Two months later, Tim’s symptoms returned. As his health deteriorated and Arlene struggled to raise the three children, care for her husband and tend to a full-time job, the house fell apart.

The upstairs bedroom lost heat, faucets couldn’t be used for drinking water and family members slept near a recalled furnace at night.

“I had to share (a bedroom) with my mom and dad because my bedroom had black mold in it and their bedroom was warmer anyway,” said Andrew Nickless, 8, the youngest son.

While waiting for a transplant, Tim endured countless days in the hospital while trying to take advantage of his “good” days with the kids.

But in early 2008, about seven years after contracting the virus, the adventurous handyman and devoted father figure died.

“There was nothing he didn’t know how to do — except get well,” Arlene said.

The extreme

Before Tim’s death, Arlene started writing letters to ABC about receiving an extreme home makeover, but never finished or sent them. After Tim’s death, a TV commercial following a local news telecast said ABC producers were looking for families worthy of a new home.

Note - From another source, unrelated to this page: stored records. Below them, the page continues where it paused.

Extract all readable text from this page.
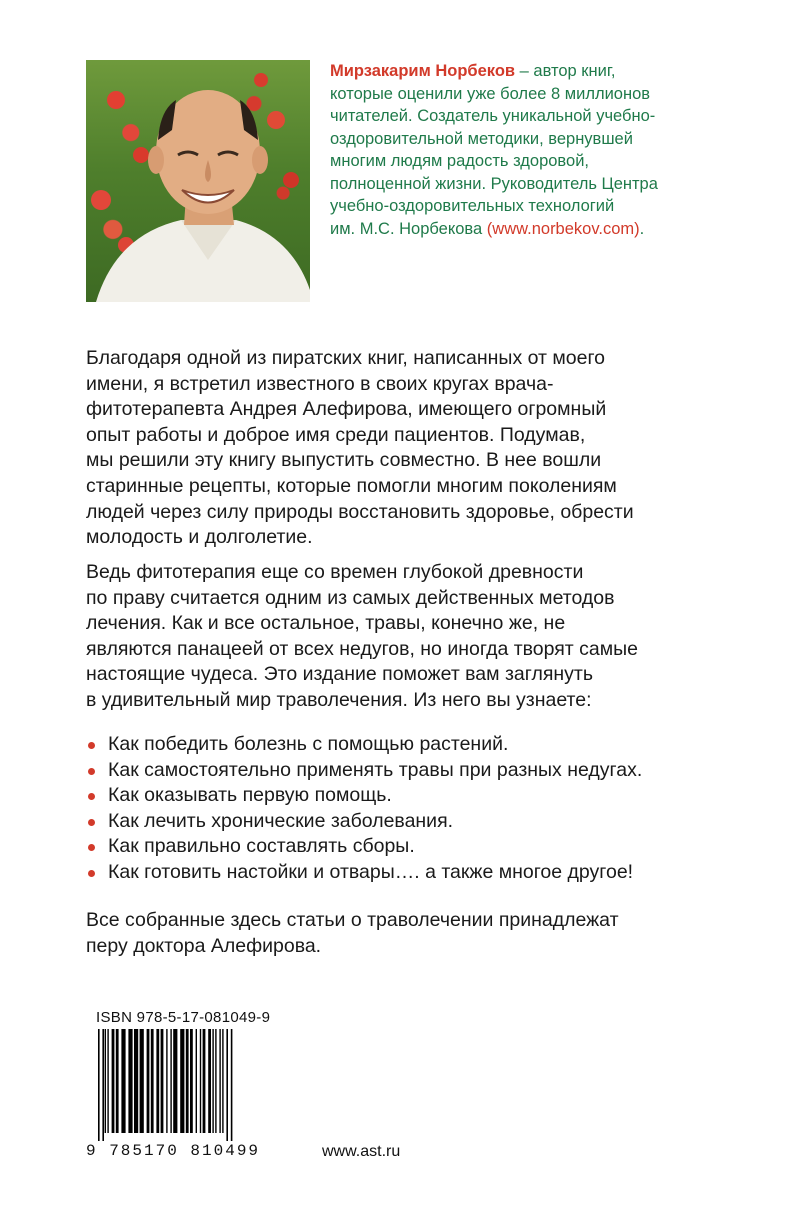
Мирзакарим Норбеков – автор книг,
которые оценили уже более 8 миллионов
читателей. Создатель уникальной учебно-
оздоровительной методики, вернувшей
многим людям радость здоровой,
полноценной жизни. Руководитель Центра
учебно-оздоровительных технологий
им. М.С. Норбекова (www.norbekov.com).
Благодаря одной из пиратских книг, написанных от моего
имени, я встретил известного в своих кругах врача-
фитотерапевта Андрея Алефирова, имеющего огромный
опыт работы и доброе имя среди пациентов. Подумав,
мы решили эту книгу выпустить совместно. В нее вошли
старинные рецепты, которые помогли многим поколениям
людей через силу природы восстановить здоровье, обрести
молодость и долголетие.
Ведь фитотерапия еще со времен глубокой древности
по праву считается одним из самых действенных методов
лечения. Как и все остальное, травы, конечно же, не
являются панацеей от всех недугов, но иногда творят самые
настоящие чудеса. Это издание поможет вам заглянуть
в удивительный мир траволечения. Из него вы узнаете:
Как победить болезнь с помощью растений.
Как самостоятельно применять травы при разных недугах.
Как оказывать первую помощь.
Как лечить хронические заболевания.
Как правильно составлять сборы.
Как готовить настойки и отвары…. а также многое другое!
Все собранные здесь статьи о траволечении принадлежат
перу доктора Алефирова.
ISBN 978-5-17-081049-9
9 785170 810499	www.ast.ru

By October 2008, the Nickless family was selected and whisked away for a week at Disney World while their house was torn down and rebuilt by hundreds of community volunteers into a fully furnished 3,300-square-foot home.

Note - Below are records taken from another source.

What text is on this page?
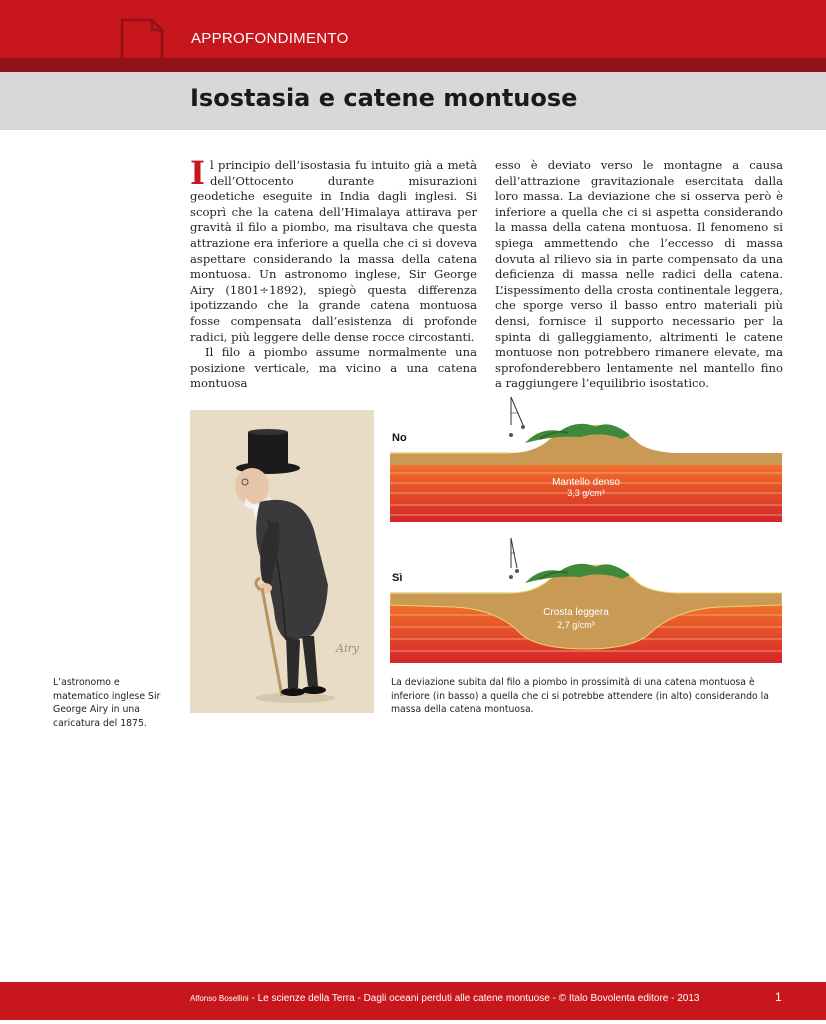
APPROFONDIMENTO
Isostasia e catene montuose
I l principio dell’isostasia fu intuito già a metà dell’Ottocento durante misurazioni geodetiche eseguite in India dagli inglesi. Si scoprì che la catena dell’Himalaya attirava per gravità il filo a piombo, ma risultava che questa attrazione era inferiore a quella che ci si doveva aspettare considerando la massa della catena montuosa. Un astronomo inglese, Sir George Airy (1801÷1892), spiegò questa differenza ipotizzando che la grande catena montuosa fosse compensata dall’esistenza di profonde radici, più leggere delle dense rocce circostanti.

Il filo a piombo assume normalmente una posizione verticale, ma vicino a una catena montuosa

esso è deviato verso le montagne a causa dell’attrazione gravitazionale esercitata dalla loro massa. La deviazione che si osserva però è inferiore a quella che ci si aspetta considerando la massa della catena montuosa. Il fenomeno si spiega ammettendo che l’eccesso di massa dovuta al rilievo sia in parte compensato da una deficienza di massa nelle radici della catena. L’ispessimento della crosta continentale leggera, che sporge verso il basso entro materiali più densi, fornisce il supporto necessario per la spinta di galleggiamento, altrimenti le catene montuose non potrebbero rimanere elevate, ma sprofonderebbero lentamente nel mantello fino a raggiungere l’equilibrio isostatico.

Airy
L’astronomo e matematico inglese Sir George Airy in una caricatura del 1875.
No
Mantello denso
3,3 g/cm³
Sì
Crosta leggera
2,7 g/cm³
La deviazione subita dal filo a piombo in prossimità di una catena montuosa è inferiore (in basso) a quella che ci si potrebbe attendere (in alto) considerando la massa della catena montuosa.
Alfonso Bosellini - Le scienze della Terra - Dagli oceani perduti alle catene montuose - © Italo Bovolenta editore - 2013	1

“I was captivated by the whole build,” said Ed Pierce, a neighbor who watched the construction that week.

The abode featured bedrooms for the boys themed after airplanes and engineering, a play structure, new kitchen and upgrades. The children also were given two-year scholarships from MSU and Lansing Community College.

But when the unveiling was complete and the cameras left Holt, the Nickless’ were surprised by the makeover’s effects.

Gone were the tree house Tim built for the kids and a light-strewn tree that Arlene used to illuminate on the 19th of every month in honor of Tim. When the Nickless’ house was demolished, so were the kids’ memories of their father, which mostly were contained in the home and hospital. Lost in the shuffle of moving all the family’s belongings were family treasures, such as a framed memorial to Tim.

Andrew, the youngest of the children, wanted ABC to come back and reconstruct the family’s old house.

The family also has had to dispute rumors they are losing the house. The community raised about $60,000 to pay the original $140,000 mortgage, but property taxes are expected to triple.

“The hardest thing in all of this are the things that I didn’t expect,” Arlene said. “It rushed the grieving process faster than I was ready for.”

At the same time, the family is grateful for the support shown by community members who helped build the house and cheered the family’s return. They remain astounded by the simple things, such as being able to put away a loaf of bread without having to worry about ants or rodents.

After the one-year anniversary of the makeover, Arlene plans to get a slab of marble engraved and placed in the yard, thanking volunteers and those that have supported her, Andrew, Noah, 9, and Aaron, 12.

“The realization that this actually did happen is still going,” Arlene said. “I couldn’t understand why something so precious was taken away from us, but I know there’s something better down the road.”